An integrative multiomic network model links lipid metabolism to glucose regulation in coronary artery disease

Abstract

Elevated plasma cholesterol and type 2 diabetes (T2D) are associated with coronary artery disease (CAD). Individuals treated with cholesterol-lowering statins have increased T2D risk, while individuals with hypercholesterolemia have reduced T2D risk. We explore the relationship between lipid and glucose control by constructing network models from the STARNET study with sequencing data from seven cardiometabolic tissues obtained from CAD patients during coronary artery by-pass grafting surgery. By integrating gene expression, genotype, metabolomic, and clinical data, we identify a glucose and lipid determining (GLD) regulatory network showing inverse relationships with lipid and glucose traits. Master regulators of the GLD network also impact lipid and glucose levels in inverse directions. Experimental inhibition of one of the GLD network master regulators, lanosterol synthase (LSS), in mice confirms the inverse relationships to glucose and lipid levels as predicted by our model and provides mechanistic insights.

Fig. 1. Schematic overview of workflow.

We first conducted differential expression analysis to identify genes whose expression is correlated with glucose and lipid traits. We then used these trait correlations in combination with a coexpression analysis to identify a GLD module that simultaneously regulates both glucose metabolism and lipid metabolism. We replicated this analysis in a mouse model and two additional human cohorts and found equivalent modules in each. We performed causal inference and key driver analysis on the GLD module to identify master regulator genes including LSS. Finally, we inhibited Lss in a mouse model to demonstrate the function of the GLD module.

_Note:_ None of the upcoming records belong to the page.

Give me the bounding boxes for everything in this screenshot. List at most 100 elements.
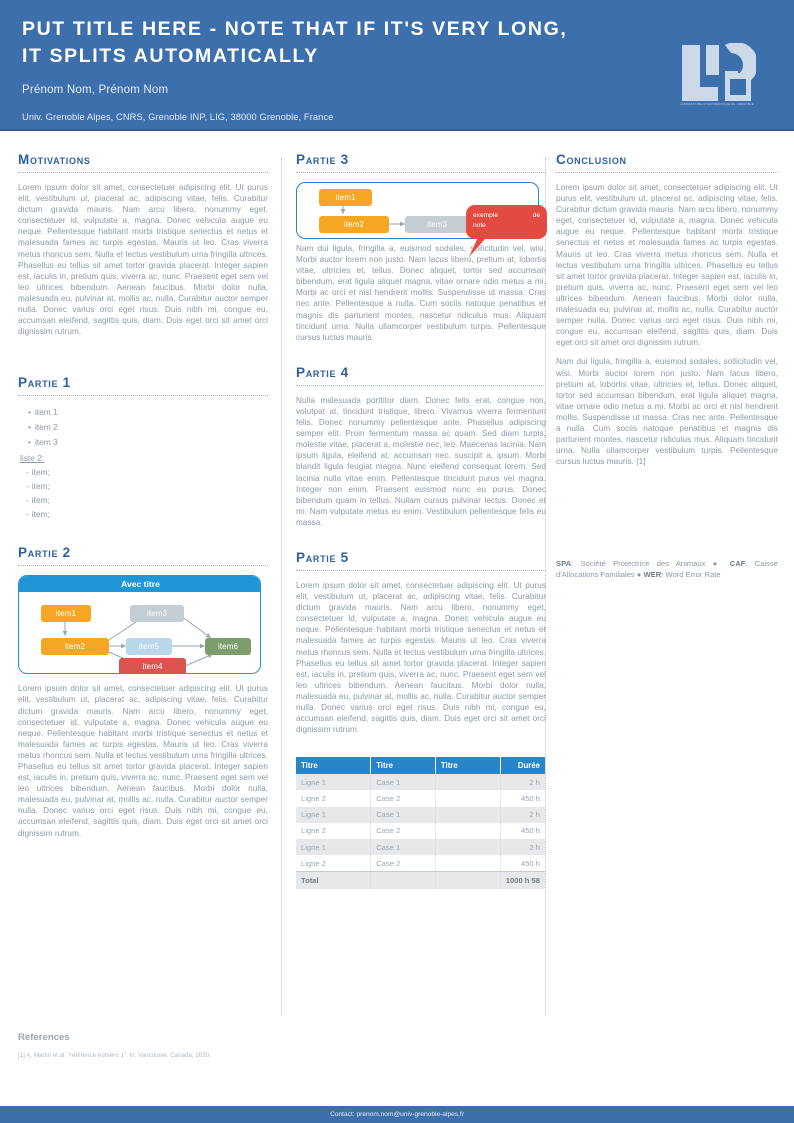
table-cell (370, 871, 436, 889)
table-cell: 2 h (500, 839, 545, 856)
section-heading-motivations: Motivations (18, 152, 91, 167)
table-cell: Ligne 2 (296, 790, 372, 807)
table-cell: 450 h (500, 790, 545, 807)
partie2-body: Lorem ipsum dolor sit amet, consectetuer… (18, 684, 268, 838)
table-cell: Case 2 (370, 790, 436, 807)
table-cell: Ligne 1 (296, 839, 372, 856)
table-header-cell: Titre (296, 757, 372, 775)
table-cell: Case 1 (370, 774, 436, 791)
table-cell: 2 h (500, 806, 545, 823)
table-cell (435, 806, 501, 823)
section-rule (18, 395, 268, 397)
table-cell (435, 822, 501, 840)
table-header-row: Titre Titre Titre Durée (296, 757, 545, 775)
references-section: References [1] A. Martin et al. “référen… (18, 1032, 538, 1059)
abbrev-val-wer: : Word Error Rate (661, 569, 721, 579)
section-rule (296, 384, 546, 386)
motivations-body: Lorem ipsum dolor sit amet, consectetuer… (18, 183, 268, 337)
list-item: item 2 (28, 420, 268, 435)
list-item: item; (26, 493, 268, 507)
section-motivations: Motivations Lorem ipsum dolor sit amet, … (18, 152, 268, 337)
abbreviations-note: SPA: Société Protectrice des Animaux ● C… (556, 559, 778, 580)
affiliation: Univ. Grenoble Alpes, CNRS, Grenoble INP… (22, 112, 334, 122)
table-total-row: Total 1000 h 58 (296, 871, 545, 889)
section-partie3: Partie 3 item1 item2 item3 (296, 152, 547, 343)
section-rule (556, 172, 778, 173)
table-cell: 1000 h 58 (500, 871, 545, 889)
author-list: Prénom Nom, Prénom Nom (22, 84, 169, 96)
section-partie2: Partie 2 Avec titre (18, 545, 268, 838)
diagram-node-item4: item4 (119, 658, 186, 674)
table-header-cell: Titre (370, 757, 436, 775)
table-cell: Case 1 (370, 839, 436, 856)
table-header-cell: Titre (435, 757, 501, 775)
reference-item: [1] A. Martin et al. “référence numéro 1… (18, 1052, 211, 1059)
abbrev-val-spa: : Société Protectrice des Animaux (571, 559, 713, 569)
section-partie5: Partie 5 Lorem ipsum dolor sit amet, con… (296, 550, 546, 735)
list-item: item; (26, 479, 268, 493)
note-text-line2: note (473, 222, 486, 229)
diagram-node-item2: item2 (41, 638, 109, 656)
diagram-node-item1: item1 (319, 189, 372, 206)
table-cell: Ligne 1 (296, 806, 372, 823)
section-rule (296, 172, 546, 173)
section-heading-partie3: Partie 3 (296, 152, 349, 167)
diagram-node-item1: item1 (41, 605, 91, 623)
figure-partie3: item1 item2 item3 exemple de note (296, 182, 547, 257)
list-item: item; (26, 465, 268, 479)
abbrev-val-caf: : Caisse d'Allocations Familiales (556, 559, 778, 579)
abbrev-separator: ● (712, 559, 730, 569)
left-column: Motivations Lorem ipsum dolor sit amet, … (18, 152, 268, 861)
contact-email[interactable]: Contact: prenom.nom@univ-grenoble-alpes.… (330, 1111, 464, 1118)
table-cell: Case 2 (370, 822, 436, 840)
data-table: Titre Titre Titre Durée Ligne 1 Case 1 2… (296, 757, 545, 889)
liste2-label: liste 2: (20, 453, 45, 464)
references-heading: References (18, 1032, 70, 1043)
dash-list: item; item; item; item; (26, 465, 268, 521)
section-rule (18, 172, 268, 173)
figure-title-bar: Avec titre (19, 576, 260, 593)
partie3-body: Nam dui ligula, fringilla a, euismod sod… (296, 244, 546, 342)
table-cell: Ligne 1 (296, 774, 372, 791)
table-row: Ligne 2 Case 2 450 h (296, 822, 545, 840)
section-partie1: Partie 1 item 1 item 2 item 3 liste 2: i… (18, 375, 268, 521)
lig-logo-icon (678, 43, 756, 105)
table-row: Ligne 2 Case 2 450 h (296, 790, 545, 807)
abbrev-key-caf: CAF (729, 559, 746, 569)
table-cell: 450 h (500, 822, 545, 840)
table-cell (435, 790, 501, 807)
logo-caption: LABORATOIRE D'INFORMATIQUE DE GRENOBLE (680, 103, 754, 106)
note-bubble: exemple de note (466, 205, 547, 239)
right-column: Conclusion Lorem ipsum dolor sit amet, c… (556, 152, 778, 580)
table-cell: Case 2 (370, 855, 436, 872)
diagram-node-item5: item5 (126, 638, 172, 656)
diagram-node-item2: item2 (319, 216, 389, 233)
partie4-body: Nulla malesuada porttitor diam. Donec fe… (296, 395, 546, 527)
partie5-body: Lorem ipsum dolor sit amet, consectetuer… (296, 580, 546, 735)
diagram-node-item3: item3 (130, 605, 184, 623)
section-heading-conclusion: Conclusion (556, 152, 627, 167)
diagram-node-item6: item6 (205, 638, 251, 656)
table-cell: 450 h (500, 855, 545, 872)
table-row: Ligne 2 Case 2 450 h (296, 855, 545, 872)
section-heading-partie1: Partie 1 (18, 375, 71, 391)
table-row: Ligne 1 Case 1 2 h (296, 774, 545, 791)
table-cell: Total (296, 871, 372, 889)
diagram-node-item3: item3 (405, 216, 469, 233)
table-cell: Ligne 2 (296, 855, 372, 872)
list-item: item 1 (28, 405, 268, 420)
note-text-left: exemple (473, 212, 498, 219)
figure-avec-titre: Avec titre item1 item3 (18, 575, 261, 675)
section-heading-partie5: Partie 5 (296, 549, 349, 565)
list-item: item; (26, 507, 268, 521)
page-title: Put title here - note that if it's very … (22, 18, 568, 67)
table-cell: 2 h (500, 774, 545, 791)
section-heading-partie2: Partie 2 (18, 545, 71, 561)
conclusion-body-2: Nam dui ligula, fringilla a, euismod sod… (556, 357, 778, 467)
section-partie4: Partie 4 Nulla malesuada porttitor diam.… (296, 365, 546, 528)
conclusion-body-1: Lorem ipsum dolor sit amet, consectetuer… (556, 183, 778, 348)
abbrev-key-wer: WER (643, 569, 662, 579)
table-row: Ligne 1 Case 1 2 h (296, 839, 545, 856)
table-cell: Case 1 (370, 806, 436, 823)
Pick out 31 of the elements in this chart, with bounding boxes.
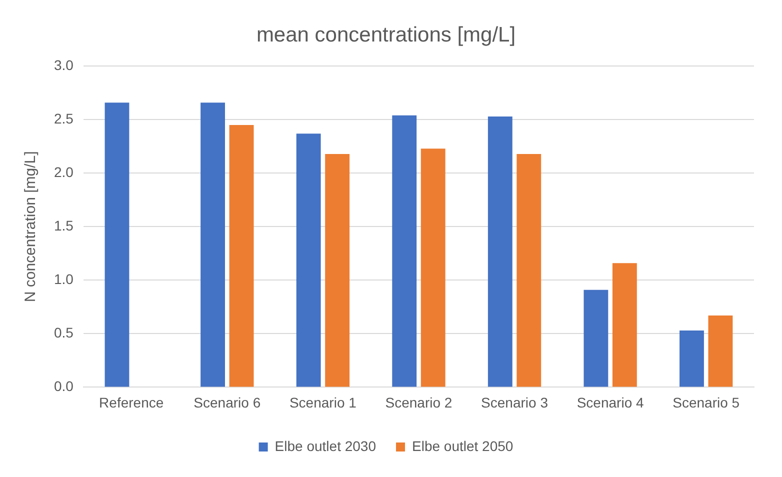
bar xyxy=(488,116,512,387)
bar xyxy=(296,134,321,387)
legend-label: Elbe outlet 2050 xyxy=(412,438,514,454)
x-tick-label: Scenario 5 xyxy=(672,394,740,410)
bar xyxy=(200,102,225,387)
x-tick-label: Scenario 4 xyxy=(576,394,644,410)
x-tick-label: Scenario 3 xyxy=(481,394,548,410)
y-tick-label: 3.0 xyxy=(54,57,74,74)
y-tick-label: 1.0 xyxy=(54,271,74,288)
bar xyxy=(612,263,637,387)
y-axis-title: N concentration [mg/L] xyxy=(22,151,40,302)
x-tick-label: Scenario 1 xyxy=(289,394,357,410)
x-tick-label: Scenario 2 xyxy=(385,394,452,410)
bar xyxy=(104,102,130,387)
bar xyxy=(229,125,254,387)
y-tick-label: 1.5 xyxy=(54,218,74,234)
legend-label: Elbe outlet 2030 xyxy=(274,438,376,454)
chart-title: mean concentrations [mg/L] xyxy=(256,23,516,46)
bar xyxy=(584,290,608,387)
bar xyxy=(420,148,446,387)
x-tick-label: Scenario 6 xyxy=(194,394,261,410)
bar xyxy=(325,154,350,387)
x-tick-label: Reference xyxy=(99,394,164,410)
y-tick-label: 2.5 xyxy=(54,110,74,127)
y-tick-label: 2.0 xyxy=(54,164,74,180)
bar xyxy=(680,330,704,387)
y-tick-label: 0.0 xyxy=(54,378,74,394)
bar xyxy=(392,115,417,387)
y-tick-label: 0.5 xyxy=(54,324,74,341)
bar xyxy=(516,154,542,387)
bar xyxy=(708,316,733,387)
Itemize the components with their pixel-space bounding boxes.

Fig. 2. Differential expression analysis shows genes and modules associated with glucose and lipid traits.

A The number of trait-correlated differentially expressed (DE) genes at an FDR ≤5% for each tissue and clinical traits related to lipid and glucose metabolism. The x-axis displays the tissues and y-axis is a total of all the different signatures. B The 20 modules which were enriched for lipid and glucose trait-correlated DE signatures are shown, where the x-axis and y-axis correspond to the number of lipid and glucose traits, respectively and the direction of correlation of the module’s 1st PC with the traits. Point size and text represents the total number of signatures the module is enriched for and color represents the tissue the module is found in. The areas of inverse relationship are shown in a gray box. C Correlation of the 20 modules’ 1st PC with the glucose & lipid clinical traits, color represents the direction of correlation (only FDR ≤ 5% are depicted).

Fig. 3. Association of GLD module gene expression with glucose and lipid traits.

A Correlation plots for cholesterol ester component of VLDL, LDL, HDL (particle size Small), and Glucose (Glc) with the GLD module 1st PC. Linear regression line is shown in blue with equation in red. B GLD module across all individuals, those split based only on statins and those split by statins and HbA1c levels. Each module’s 1st PC was correlated with the clinical traits of interest (shown on the x-axis). Correlations in a dashed gray box represent FDR < 10%, all other correlations have an FDR <5%.

Fig. 4. Probabilistic causal networks.

A Probabilistic causal network in the STARNET data for the GLD module genes only. Layout is in a hierarchical manner. As such, the nodes further towards the top are the most ‘upstream’. Bold genes are the key drivers of this network. Dashed lines represent known edges from the KEGG pathways. B Expanded GLD-focused BN looking at the connections between GLD and bisque module (colored blue).

Fig. 5. Inhibition of Lss in mouse model.

A Boxplots of qPCR expression for Lss, Dhcr7, Idi1, and Hmgcr measured from liver samples of B6 mice fed either chow (control) diet or drug (BIBB515, Lss inhibitor) diet. B Boxplots of fasted glucose measured from blood at the end of 10 days of diet. C Boxplots of two key gluconeogenesis genes, PEP Carboxykinase (Pck1), and Glucose-6-Phosphatase (G6Pase), measured from qPCR of liver samples. n = 11 animals with control diet and 11 animals with drug diet. Center line, median; box limits, upper and lower quartiles; whiskers, 1.5x interquartile range; points, all individual data points.